You’ll notice I used a CASE statement to set directionality of the links, which is necessary for calculating sea travel as it allows us to integrate different wind strength by direction.  I’m also using a grid built at .1 degree intervals, so I know exactly how they join up, but I could use more interesting spatial queries to join existing points based on distance.

Once you have a mesh like this, you can identify points within it (or, in the case of actual Roman Sea Ports, points near it) to derive routes to and from.  Since, theoretically, a traveler could leave any port and travel to any other port, I need to know all the least shortest paths from each port to each port.  With 340 or so ports, that number is over 110,000 least cost paths, which on my machine using my 40,000 point sea mesh comes out to a 30+ hour query that looks like this:


SELECT
source, target, (SELECT SUM(cost) FROM
(SELECT mesh.cost FROM shortest_path('SELECT gid as id,
source::integer,
target::integer,
cost::double precision as cost
FROM mesh',
source, target, true, false) LEFT JOIN mesh ON mesh.gid = edge_id
) AS subquery
) AS total, (SELECT ST_Collect(the_geom) FROM
(SELECT * FROM shortest_path('SELECT gid as id,
source::integer,
target::integer,
cost::double precision as cost
FROM mesh',
source, target, true, false) LEFT JOIN mesh ON mesh.gid = edge_id
) AS subquery
) AS the_geom
FROM sitelist_tofrom

You’ll notice I call the shortest_path function twice, once to aggregate the cost of the discovered route and again to aggregate the geometry of that route. My sitelist_tofrom is simply a table of source-target pairs of the points within the mesh table that I want to know paths to and from. You can reduce this with some general trimming to remove ports that are X distance away as-the-crow-flies (the maximum distance sea route for our study is 800km, so eliminating ports that are more than 800km away from each other makes this a bit more manageable) but I’m sure there are better ways to index the data and utilize the routing code more deftly.

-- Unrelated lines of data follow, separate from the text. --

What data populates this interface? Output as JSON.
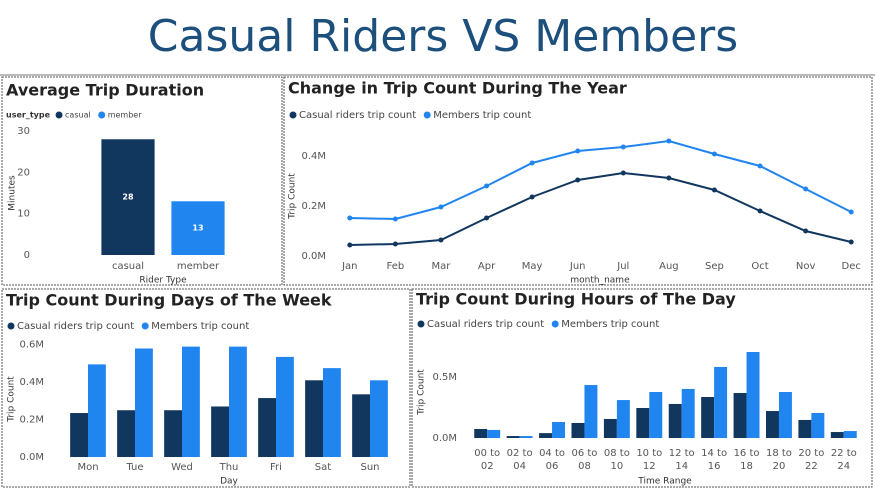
{
  "title": "Casual Riders VS Members",
  "chart_data": [
    {
      "type": "bar",
      "title": "Average Trip Duration",
      "legend_title": "user_type",
      "categories": [
        "casual",
        "member"
      ],
      "values": [
        28,
        13
      ],
      "colors": [
        "#12375f",
        "#2185f0"
      ],
      "ylim": [
        0,
        30
      ],
      "yticks": [
        0,
        10,
        20,
        30
      ],
      "ylabel": "Minutes",
      "xlabel": "Rider Type"
    },
    {
      "type": "line",
      "title": "Change in Trip Count During The Year",
      "categories": [
        "Jan",
        "Feb",
        "Mar",
        "Apr",
        "May",
        "Jun",
        "Jul",
        "Aug",
        "Sep",
        "Oct",
        "Nov",
        "Dec"
      ],
      "series": [
        {
          "name": "Casual riders trip count",
          "color": "#12375f",
          "values": [
            44000,
            48000,
            64000,
            152000,
            236000,
            304000,
            332000,
            312000,
            264000,
            180000,
            100000,
            56000
          ]
        },
        {
          "name": "Members trip count",
          "color": "#2185f0",
          "values": [
            152000,
            148000,
            196000,
            280000,
            372000,
            420000,
            436000,
            460000,
            408000,
            360000,
            268000,
            176000
          ]
        }
      ],
      "ylim": [
        0,
        480000
      ],
      "yticks": [
        {
          "value": 0,
          "label": "0.0M"
        },
        {
          "value": 200000,
          "label": "0.2M"
        },
        {
          "value": 400000,
          "label": "0.4M"
        }
      ],
      "ylabel": "Trip Count",
      "xlabel": "month_name"
    },
    {
      "type": "grouped_bar",
      "title": "Trip Count During Days of The Week",
      "categories": [
        "Mon",
        "Tue",
        "Wed",
        "Thu",
        "Fri",
        "Sat",
        "Sun"
      ],
      "series": [
        {
          "name": "Casual riders trip count",
          "color": "#12375f",
          "values": [
            235000,
            250000,
            250000,
            270000,
            315000,
            410000,
            335000
          ]
        },
        {
          "name": "Members trip count",
          "color": "#2185f0",
          "values": [
            495000,
            580000,
            590000,
            590000,
            535000,
            475000,
            410000
          ]
        }
      ],
      "ylim": [
        0,
        620000
      ],
      "yticks": [
        {
          "value": 0,
          "label": "0.0M"
        },
        {
          "value": 200000,
          "label": "0.2M"
        },
        {
          "value": 400000,
          "label": "0.4M"
        },
        {
          "value": 600000,
          "label": "0.6M"
        }
      ],
      "ylabel": "Trip Count",
      "xlabel": "Day"
    },
    {
      "type": "grouped_bar",
      "title": "Trip Count During Hours of The Day",
      "categories": [
        "00 to 02",
        "02 to 04",
        "04 to 06",
        "06 to 08",
        "08 to 10",
        "10 to 12",
        "12 to 14",
        "14 to 16",
        "16 to 18",
        "18 to 20",
        "20 to 22",
        "22 to 24"
      ],
      "series": [
        {
          "name": "Casual riders trip count",
          "color": "#12375f",
          "values": [
            74000,
            16000,
            40000,
            123000,
            156000,
            246000,
            279000,
            336000,
            369000,
            221000,
            148000,
            49000
          ]
        },
        {
          "name": "Members trip count",
          "color": "#2185f0",
          "values": [
            66000,
            16000,
            131000,
            434000,
            311000,
            377000,
            402000,
            582000,
            705000,
            377000,
            205000,
            57000
          ]
        }
      ],
      "ylim": [
        0,
        750000
      ],
      "yticks": [
        {
          "value": 0,
          "label": "0.0M"
        },
        {
          "value": 500000,
          "label": "0.5M"
        }
      ],
      "ylabel": "Trip Count",
      "xlabel": "Time Range"
    }
  ]
}
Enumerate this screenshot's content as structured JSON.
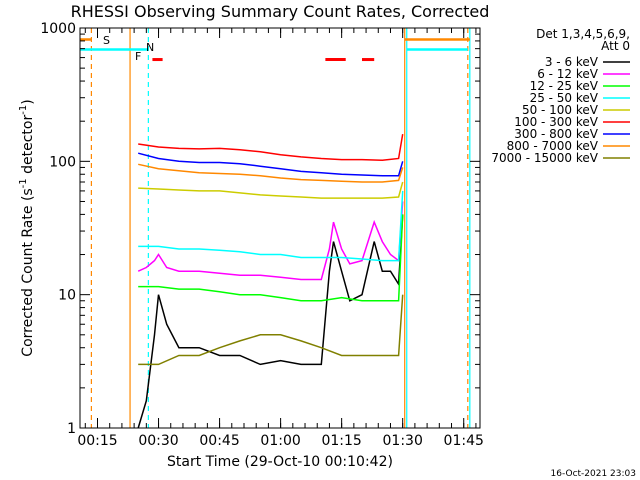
{
  "chart_data": {
    "type": "line",
    "title": "RHESSI Observing Summary Count Rates, Corrected",
    "xlabel": "Start Time (29-Oct-10 00:10:42)",
    "ylabel": "Corrected Count Rate (s",
    "ylabel_sup1": "-1",
    "ylabel_mid": " detector",
    "ylabel_sup2": "-1",
    "ylabel_end": ")",
    "yscale": "log",
    "ylim": [
      1,
      1000
    ],
    "xlim": [
      "00:10:42",
      "01:49:00"
    ],
    "y_ticks": [
      "1",
      "10",
      "100",
      "1000"
    ],
    "x_ticks": [
      "00:15",
      "00:30",
      "00:45",
      "01:00",
      "01:15",
      "01:30",
      "01:45"
    ],
    "legend": {
      "header1": "Det 1,3,4,5,6,9,",
      "header2": "Att 0",
      "position": "right"
    },
    "annotations": {
      "s_label": "S",
      "n_label": "N",
      "f_label": "F"
    },
    "footer": "16-Oct-2021 23:03",
    "series": [
      {
        "name": "3 - 6 keV",
        "color": "#000000",
        "x": [
          "00:25",
          "00:27",
          "00:29",
          "00:30",
          "00:32",
          "00:35",
          "00:40",
          "00:45",
          "00:50",
          "00:55",
          "01:00",
          "01:05",
          "01:10",
          "01:12",
          "01:13",
          "01:15",
          "01:17",
          "01:20",
          "01:23",
          "01:25",
          "01:27",
          "01:29",
          "01:30"
        ],
        "y": [
          1.0,
          1.6,
          5.0,
          10.0,
          6.0,
          4.0,
          4.0,
          3.5,
          3.5,
          3.0,
          3.2,
          3.0,
          3.0,
          15,
          25,
          15,
          9,
          10,
          25,
          15,
          15,
          12,
          40
        ]
      },
      {
        "name": "6 - 12 keV",
        "color": "#ff00ff",
        "x": [
          "00:25",
          "00:27",
          "00:29",
          "00:30",
          "00:32",
          "00:35",
          "00:40",
          "00:45",
          "00:50",
          "00:55",
          "01:00",
          "01:05",
          "01:10",
          "01:12",
          "01:13",
          "01:15",
          "01:17",
          "01:20",
          "01:23",
          "01:25",
          "01:27",
          "01:29",
          "01:30"
        ],
        "y": [
          15,
          16,
          18,
          20,
          16,
          15,
          15,
          14.5,
          14,
          14,
          13.5,
          13,
          13,
          22,
          35,
          22,
          17,
          18,
          35,
          25,
          20,
          18,
          50
        ]
      },
      {
        "name": "12 - 25 keV",
        "color": "#00ff00",
        "x": [
          "00:25",
          "00:30",
          "00:35",
          "00:40",
          "00:45",
          "00:50",
          "00:55",
          "01:00",
          "01:05",
          "01:10",
          "01:15",
          "01:20",
          "01:25",
          "01:29",
          "01:30"
        ],
        "y": [
          11.5,
          11.5,
          11.0,
          11.0,
          10.5,
          10.0,
          10.0,
          9.5,
          9.0,
          9.0,
          9.5,
          9.0,
          9.0,
          9.0,
          40
        ]
      },
      {
        "name": "25 - 50 keV",
        "color": "#00ffff",
        "x": [
          "00:25",
          "00:30",
          "00:35",
          "00:40",
          "00:45",
          "00:50",
          "00:55",
          "01:00",
          "01:05",
          "01:10",
          "01:15",
          "01:20",
          "01:25",
          "01:29",
          "01:30"
        ],
        "y": [
          23,
          23,
          22,
          22,
          21.5,
          21,
          20,
          20,
          19,
          19,
          19,
          18.5,
          18,
          18,
          60
        ]
      },
      {
        "name": "50 - 100 keV",
        "color": "#cccc00",
        "x": [
          "00:25",
          "00:30",
          "00:35",
          "00:40",
          "00:45",
          "00:50",
          "00:55",
          "01:00",
          "01:05",
          "01:10",
          "01:15",
          "01:20",
          "01:25",
          "01:29",
          "01:30"
        ],
        "y": [
          63,
          62,
          61,
          60,
          60,
          58,
          56,
          55,
          54,
          53,
          53,
          53,
          53,
          54,
          70
        ]
      },
      {
        "name": "100 - 300 keV",
        "color": "#ff0000",
        "x": [
          "00:25",
          "00:30",
          "00:35",
          "00:40",
          "00:45",
          "00:50",
          "00:55",
          "01:00",
          "01:05",
          "01:10",
          "01:15",
          "01:20",
          "01:25",
          "01:29",
          "01:30"
        ],
        "y": [
          135,
          128,
          125,
          124,
          125,
          122,
          118,
          112,
          108,
          105,
          103,
          103,
          102,
          105,
          160
        ]
      },
      {
        "name": "300 - 800 keV",
        "color": "#0000ff",
        "x": [
          "00:25",
          "00:30",
          "00:35",
          "00:40",
          "00:45",
          "00:50",
          "00:55",
          "01:00",
          "01:05",
          "01:10",
          "01:15",
          "01:20",
          "01:25",
          "01:29",
          "01:30"
        ],
        "y": [
          115,
          105,
          100,
          98,
          98,
          96,
          92,
          88,
          84,
          82,
          80,
          79,
          78,
          78,
          100
        ]
      },
      {
        "name": "800 - 7000 keV",
        "color": "#ff8800",
        "x": [
          "00:25",
          "00:30",
          "00:35",
          "00:40",
          "00:45",
          "00:50",
          "00:55",
          "01:00",
          "01:05",
          "01:10",
          "01:15",
          "01:20",
          "01:25",
          "01:29",
          "01:30"
        ],
        "y": [
          95,
          88,
          85,
          82,
          81,
          80,
          78,
          75,
          73,
          72,
          71,
          70,
          70,
          72,
          90
        ]
      },
      {
        "name": "7000 - 15000 keV",
        "color": "#808000",
        "x": [
          "00:25",
          "00:30",
          "00:35",
          "00:40",
          "00:45",
          "00:50",
          "00:55",
          "01:00",
          "01:05",
          "01:10",
          "01:15",
          "01:20",
          "01:25",
          "01:29",
          "01:30"
        ],
        "y": [
          3.0,
          3.0,
          3.5,
          3.5,
          4.0,
          4.5,
          5.0,
          5.0,
          4.5,
          4.0,
          3.5,
          3.5,
          3.5,
          3.5,
          10
        ]
      }
    ],
    "bands": [
      {
        "label": "S",
        "color": "#ff8800",
        "y": 820,
        "segments": [
          [
            "00:10:42",
            "00:13:30"
          ],
          [
            "01:30:30",
            "01:46:30"
          ]
        ]
      },
      {
        "label": "N",
        "color": "#00ffff",
        "y": 690,
        "segments": [
          [
            "00:10:42",
            "00:27:30"
          ],
          [
            "01:31:00",
            "01:46:00"
          ]
        ]
      },
      {
        "label": "F",
        "color": "#ff0000",
        "y": 580,
        "segments": [
          [
            "00:28:30",
            "00:31:00"
          ],
          [
            "01:11:00",
            "01:16:00"
          ],
          [
            "01:20:00",
            "01:23:00"
          ]
        ]
      }
    ],
    "vlines": [
      {
        "x": "00:13:30",
        "color": "#ff8800",
        "style": "dashed"
      },
      {
        "x": "00:23:00",
        "color": "#ff8800",
        "style": "solid"
      },
      {
        "x": "00:27:30",
        "color": "#00ffff",
        "style": "dashed"
      },
      {
        "x": "01:30:30",
        "color": "#ff8800",
        "style": "solid"
      },
      {
        "x": "01:31:00",
        "color": "#00ffff",
        "style": "solid"
      },
      {
        "x": "01:46:00",
        "color": "#ff8800",
        "style": "dashed"
      },
      {
        "x": "01:46:30",
        "color": "#00ffff",
        "style": "solid"
      }
    ],
    "grid": false
  }
}
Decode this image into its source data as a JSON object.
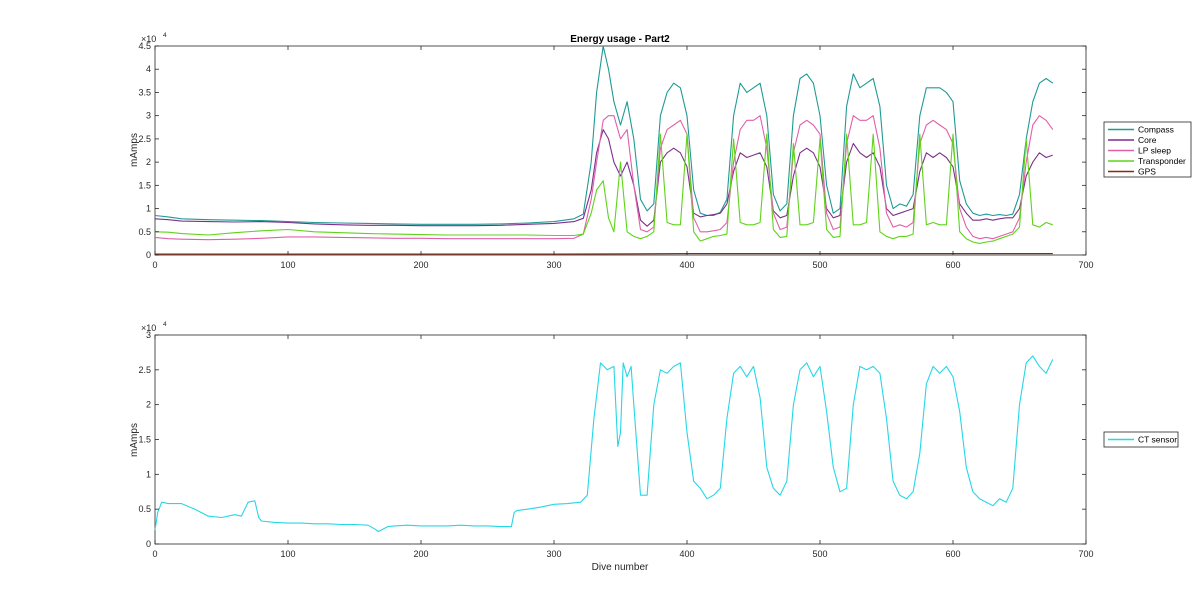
{
  "chart_data": [
    {
      "type": "line",
      "title": "Energy usage - Part2",
      "xlabel": "",
      "ylabel": "mAmps",
      "xlim": [
        0,
        700
      ],
      "ylim": [
        0,
        45000
      ],
      "xticks": [
        0,
        100,
        200,
        300,
        400,
        500,
        600,
        700
      ],
      "xtick_labels": [
        "0",
        "100",
        "200",
        "300",
        "400",
        "500",
        "600",
        "700"
      ],
      "yticks": [
        0,
        5000,
        10000,
        15000,
        20000,
        25000,
        30000,
        35000,
        40000,
        45000
      ],
      "ytick_labels": [
        "0",
        "0.5",
        "1",
        "1.5",
        "2",
        "2.5",
        "3",
        "3.5",
        "4",
        "4.5"
      ],
      "exponent_label": "×10",
      "exponent_power": "4",
      "legend_position": "outside-right",
      "series": [
        {
          "name": "Compass",
          "color": "#1f9a94",
          "x": [
            0,
            10,
            20,
            40,
            60,
            80,
            100,
            120,
            140,
            160,
            180,
            200,
            220,
            240,
            260,
            280,
            300,
            315,
            322,
            328,
            332,
            337,
            341,
            345,
            350,
            355,
            360,
            365,
            370,
            375,
            380,
            385,
            390,
            395,
            400,
            405,
            410,
            415,
            420,
            425,
            430,
            435,
            440,
            445,
            450,
            455,
            460,
            465,
            470,
            475,
            480,
            485,
            490,
            495,
            500,
            505,
            510,
            515,
            520,
            525,
            530,
            535,
            540,
            545,
            550,
            555,
            560,
            565,
            570,
            575,
            580,
            585,
            590,
            595,
            600,
            605,
            610,
            615,
            620,
            625,
            630,
            635,
            640,
            645,
            650,
            655,
            660,
            665,
            670,
            675
          ],
          "y": [
            8500,
            8200,
            7800,
            7600,
            7500,
            7400,
            7200,
            7000,
            6900,
            6800,
            6700,
            6600,
            6600,
            6600,
            6700,
            6900,
            7200,
            7800,
            8800,
            20000,
            35000,
            45000,
            40000,
            33000,
            28000,
            33000,
            25000,
            12000,
            9500,
            11000,
            30000,
            35000,
            37000,
            36000,
            30000,
            14000,
            9000,
            8500,
            8500,
            9200,
            12000,
            30000,
            37000,
            35000,
            36000,
            37000,
            30000,
            13000,
            9500,
            11000,
            30000,
            38000,
            39000,
            37000,
            30000,
            15000,
            9000,
            10000,
            32000,
            39000,
            36000,
            37000,
            38000,
            32000,
            15000,
            10000,
            11000,
            10500,
            13000,
            30000,
            36000,
            36000,
            36000,
            35000,
            33000,
            16000,
            11000,
            9000,
            8500,
            8800,
            8500,
            8700,
            8500,
            8800,
            13000,
            25000,
            33000,
            37000,
            38000,
            37000
          ]
        },
        {
          "name": "Core",
          "color": "#7e2f8e",
          "x": [
            0,
            10,
            20,
            40,
            60,
            80,
            100,
            120,
            140,
            160,
            180,
            200,
            220,
            240,
            260,
            280,
            300,
            315,
            322,
            328,
            332,
            337,
            341,
            345,
            350,
            355,
            360,
            365,
            370,
            375,
            380,
            385,
            390,
            395,
            400,
            405,
            410,
            415,
            420,
            425,
            430,
            435,
            440,
            445,
            450,
            455,
            460,
            465,
            470,
            475,
            480,
            485,
            490,
            495,
            500,
            505,
            510,
            515,
            520,
            525,
            530,
            535,
            540,
            545,
            550,
            555,
            560,
            565,
            570,
            575,
            580,
            585,
            590,
            595,
            600,
            605,
            610,
            615,
            620,
            625,
            630,
            635,
            640,
            645,
            650,
            655,
            660,
            665,
            670,
            675
          ],
          "y": [
            7800,
            7600,
            7300,
            7200,
            7100,
            7200,
            7000,
            6700,
            6500,
            6400,
            6400,
            6300,
            6300,
            6300,
            6400,
            6600,
            6800,
            7200,
            7900,
            14000,
            22000,
            27000,
            25000,
            20000,
            17000,
            20000,
            15000,
            7500,
            6200,
            7500,
            20000,
            22000,
            23000,
            22000,
            19000,
            9000,
            8200,
            8500,
            8700,
            9000,
            11000,
            18000,
            22000,
            21000,
            21500,
            22000,
            19000,
            9500,
            8000,
            8500,
            17000,
            22000,
            23000,
            22000,
            19000,
            10000,
            8000,
            8500,
            20000,
            24000,
            22000,
            21000,
            22000,
            19000,
            10000,
            8500,
            9000,
            9500,
            10000,
            18000,
            22000,
            21000,
            22000,
            21000,
            19000,
            11000,
            9000,
            7500,
            7500,
            7800,
            7500,
            7800,
            8000,
            8000,
            10000,
            17000,
            20000,
            22000,
            21000,
            21500
          ]
        },
        {
          "name": "LP sleep",
          "color": "#e060a8",
          "x": [
            0,
            10,
            20,
            40,
            60,
            80,
            100,
            120,
            140,
            160,
            180,
            200,
            220,
            240,
            260,
            280,
            300,
            315,
            322,
            328,
            332,
            337,
            341,
            345,
            350,
            355,
            360,
            365,
            370,
            375,
            380,
            385,
            390,
            395,
            400,
            405,
            410,
            415,
            420,
            425,
            430,
            435,
            440,
            445,
            450,
            455,
            460,
            465,
            470,
            475,
            480,
            485,
            490,
            495,
            500,
            505,
            510,
            515,
            520,
            525,
            530,
            535,
            540,
            545,
            550,
            555,
            560,
            565,
            570,
            575,
            580,
            585,
            590,
            595,
            600,
            605,
            610,
            615,
            620,
            625,
            630,
            635,
            640,
            645,
            650,
            655,
            660,
            665,
            670,
            675
          ],
          "y": [
            3800,
            3500,
            3400,
            3300,
            3400,
            3600,
            3900,
            3900,
            3800,
            3700,
            3600,
            3600,
            3500,
            3500,
            3500,
            3500,
            3500,
            3600,
            4500,
            12000,
            20000,
            29000,
            30000,
            30000,
            25000,
            27000,
            15000,
            5500,
            5000,
            6000,
            23000,
            27000,
            28000,
            29000,
            26000,
            8000,
            5000,
            5000,
            5200,
            5500,
            7000,
            20000,
            27000,
            29000,
            29000,
            30000,
            23000,
            9000,
            5500,
            6000,
            22000,
            28000,
            29000,
            28000,
            26000,
            9000,
            5500,
            6000,
            24000,
            30000,
            29000,
            29000,
            30000,
            23000,
            9000,
            6000,
            6500,
            6000,
            7000,
            24000,
            28000,
            29000,
            28000,
            27000,
            24000,
            10000,
            6000,
            4000,
            3500,
            3800,
            3500,
            4000,
            4500,
            5000,
            8000,
            20000,
            28000,
            30000,
            29000,
            27000
          ]
        },
        {
          "name": "Transponder",
          "color": "#5fd31a",
          "x": [
            0,
            10,
            20,
            40,
            60,
            80,
            100,
            120,
            140,
            160,
            180,
            200,
            220,
            240,
            260,
            280,
            300,
            315,
            322,
            328,
            332,
            337,
            341,
            345,
            350,
            355,
            360,
            365,
            370,
            375,
            380,
            385,
            390,
            395,
            400,
            405,
            410,
            415,
            420,
            425,
            430,
            435,
            440,
            445,
            450,
            455,
            460,
            465,
            470,
            475,
            480,
            485,
            490,
            495,
            500,
            505,
            510,
            515,
            520,
            525,
            530,
            535,
            540,
            545,
            550,
            555,
            560,
            565,
            570,
            575,
            580,
            585,
            590,
            595,
            600,
            605,
            610,
            615,
            620,
            625,
            630,
            635,
            640,
            645,
            650,
            655,
            660,
            665,
            670,
            675
          ],
          "y": [
            5000,
            4900,
            4600,
            4300,
            4800,
            5200,
            5500,
            5000,
            4800,
            4600,
            4500,
            4400,
            4300,
            4300,
            4300,
            4300,
            4200,
            4200,
            4500,
            9000,
            14000,
            16000,
            8000,
            5000,
            20000,
            5000,
            4000,
            3500,
            4000,
            5000,
            26000,
            7000,
            6500,
            6500,
            26000,
            5000,
            3000,
            3500,
            4000,
            4200,
            4500,
            25000,
            7000,
            6500,
            6500,
            7000,
            26000,
            5500,
            3800,
            4000,
            24000,
            6500,
            6500,
            7000,
            25000,
            5500,
            3800,
            4000,
            26000,
            6500,
            6500,
            7000,
            26000,
            5000,
            4000,
            3500,
            4000,
            4000,
            4500,
            26000,
            6500,
            7000,
            6500,
            6500,
            26000,
            5000,
            3500,
            2800,
            2500,
            2800,
            3000,
            3500,
            4000,
            4500,
            6000,
            25000,
            6500,
            6000,
            7000,
            6500
          ]
        },
        {
          "name": "GPS",
          "color": "#8b2a12",
          "x": [
            0,
            100,
            200,
            300,
            400,
            500,
            600,
            675
          ],
          "y": [
            200,
            200,
            200,
            200,
            300,
            300,
            300,
            300
          ]
        }
      ]
    },
    {
      "type": "line",
      "title": "",
      "xlabel": "Dive number",
      "ylabel": "mAmps",
      "xlim": [
        0,
        700
      ],
      "ylim": [
        0,
        30000
      ],
      "xticks": [
        0,
        100,
        200,
        300,
        400,
        500,
        600,
        700
      ],
      "xtick_labels": [
        "0",
        "100",
        "200",
        "300",
        "400",
        "500",
        "600",
        "700"
      ],
      "yticks": [
        0,
        5000,
        10000,
        15000,
        20000,
        25000,
        30000
      ],
      "ytick_labels": [
        "0",
        "0.5",
        "1",
        "1.5",
        "2",
        "2.5",
        "3"
      ],
      "exponent_label": "×10",
      "exponent_power": "4",
      "legend_position": "outside-right",
      "series": [
        {
          "name": "CT sensor",
          "color": "#26d7e6",
          "x": [
            0,
            2,
            5,
            10,
            20,
            30,
            40,
            50,
            60,
            65,
            70,
            75,
            78,
            80,
            90,
            100,
            110,
            120,
            130,
            140,
            150,
            160,
            165,
            168,
            170,
            175,
            180,
            190,
            200,
            210,
            220,
            230,
            240,
            250,
            260,
            268,
            270,
            272,
            280,
            290,
            300,
            310,
            320,
            325,
            330,
            335,
            340,
            345,
            348,
            350,
            352,
            355,
            358,
            360,
            365,
            370,
            375,
            380,
            385,
            390,
            395,
            400,
            405,
            410,
            415,
            420,
            425,
            430,
            435,
            440,
            445,
            450,
            455,
            460,
            465,
            470,
            475,
            480,
            485,
            490,
            495,
            500,
            505,
            510,
            515,
            520,
            525,
            530,
            535,
            540,
            545,
            550,
            555,
            560,
            565,
            570,
            575,
            580,
            585,
            590,
            595,
            600,
            605,
            610,
            615,
            620,
            625,
            630,
            635,
            640,
            645,
            650,
            655,
            660,
            665,
            670,
            675
          ],
          "y": [
            2000,
            4500,
            6000,
            5800,
            5800,
            5000,
            4000,
            3800,
            4200,
            4000,
            6000,
            6200,
            3800,
            3300,
            3100,
            3000,
            3000,
            2900,
            2900,
            2800,
            2800,
            2700,
            2200,
            1800,
            2000,
            2500,
            2600,
            2700,
            2600,
            2600,
            2600,
            2700,
            2600,
            2600,
            2500,
            2500,
            4500,
            4800,
            5000,
            5300,
            5700,
            5800,
            6000,
            7000,
            18000,
            26000,
            25000,
            25500,
            14000,
            16000,
            26000,
            24000,
            25500,
            20000,
            7000,
            7000,
            20000,
            25000,
            24500,
            25500,
            26000,
            16000,
            9000,
            8000,
            6500,
            7000,
            8000,
            18000,
            24500,
            25500,
            24000,
            25500,
            21000,
            11000,
            8000,
            7000,
            9000,
            20000,
            25000,
            26000,
            24000,
            25500,
            19000,
            11000,
            7500,
            8000,
            20000,
            25500,
            25000,
            25500,
            24500,
            18000,
            9000,
            7000,
            6500,
            7500,
            13000,
            23000,
            25500,
            24500,
            25500,
            24000,
            19000,
            11000,
            7500,
            6500,
            6000,
            5500,
            6500,
            6000,
            8000,
            20000,
            26000,
            27000,
            25500,
            24500,
            26500
          ]
        }
      ]
    }
  ]
}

Sea routes that take less than 3 days of travel time during January, derived from the above code

Sea routes that take less than 3 days of travel time during January, derived from the above code

This is by no means the definitive pgRouting post and I’d like to make it clear, again, that I’m still a novice when it comes to using PostGIS. However, I think there may be folks out there who would like to experiment with routing and this may provide them with some inspiration to install PostGIS and pgRouting on their system and give it a try. It’s also meant to explain some of the methods we’re using to better understand travel in the Roman Empire, in case other scholars would like to move beyond traditional spatial analysis into geographic network analysis without getting involved with ArcGIS’s Network Analyst or building everything from scratch in a more general network analysis tool.

This entry was posted in Algorithmic Literacy, Spatial Humanities. Bookmark the permalink.

2 Responses to Geographic Networks: Getting Started with pgRouting in PostGIS

  1. Steve says:

    In the last picture (labeled “Sea routes that take less than 3 days of travel time during January, derived from the above code”), I was trying to figure out how you created the polylines from the mesh of points. The polylines respect land boundaries and apparently have some heuristics for avoiding coastlines, but I don’t see in your query how you’re achieving that…or I don’t understand!

    Can you please shed some light on that portion?
    Thanks for the post!

    • Elijah Meeks says:

      Hi Steve,

      When I created the mesh for the sea routes, I intersected it with an ocean polygon from Natural Earth, so that it only had points that were in the ocean. The cost for travel between those points is determined based on a model driven by wind patterns for different times of the year, causing the non-straight pathfinding.

      So, make a grid, run an intersect of that grid with a sea polygon, and then go to town on the remaining points. Or you could do it all on the fly in PostGIS to simulate barriers.

      Hope that clears things up a bit.
      Elijah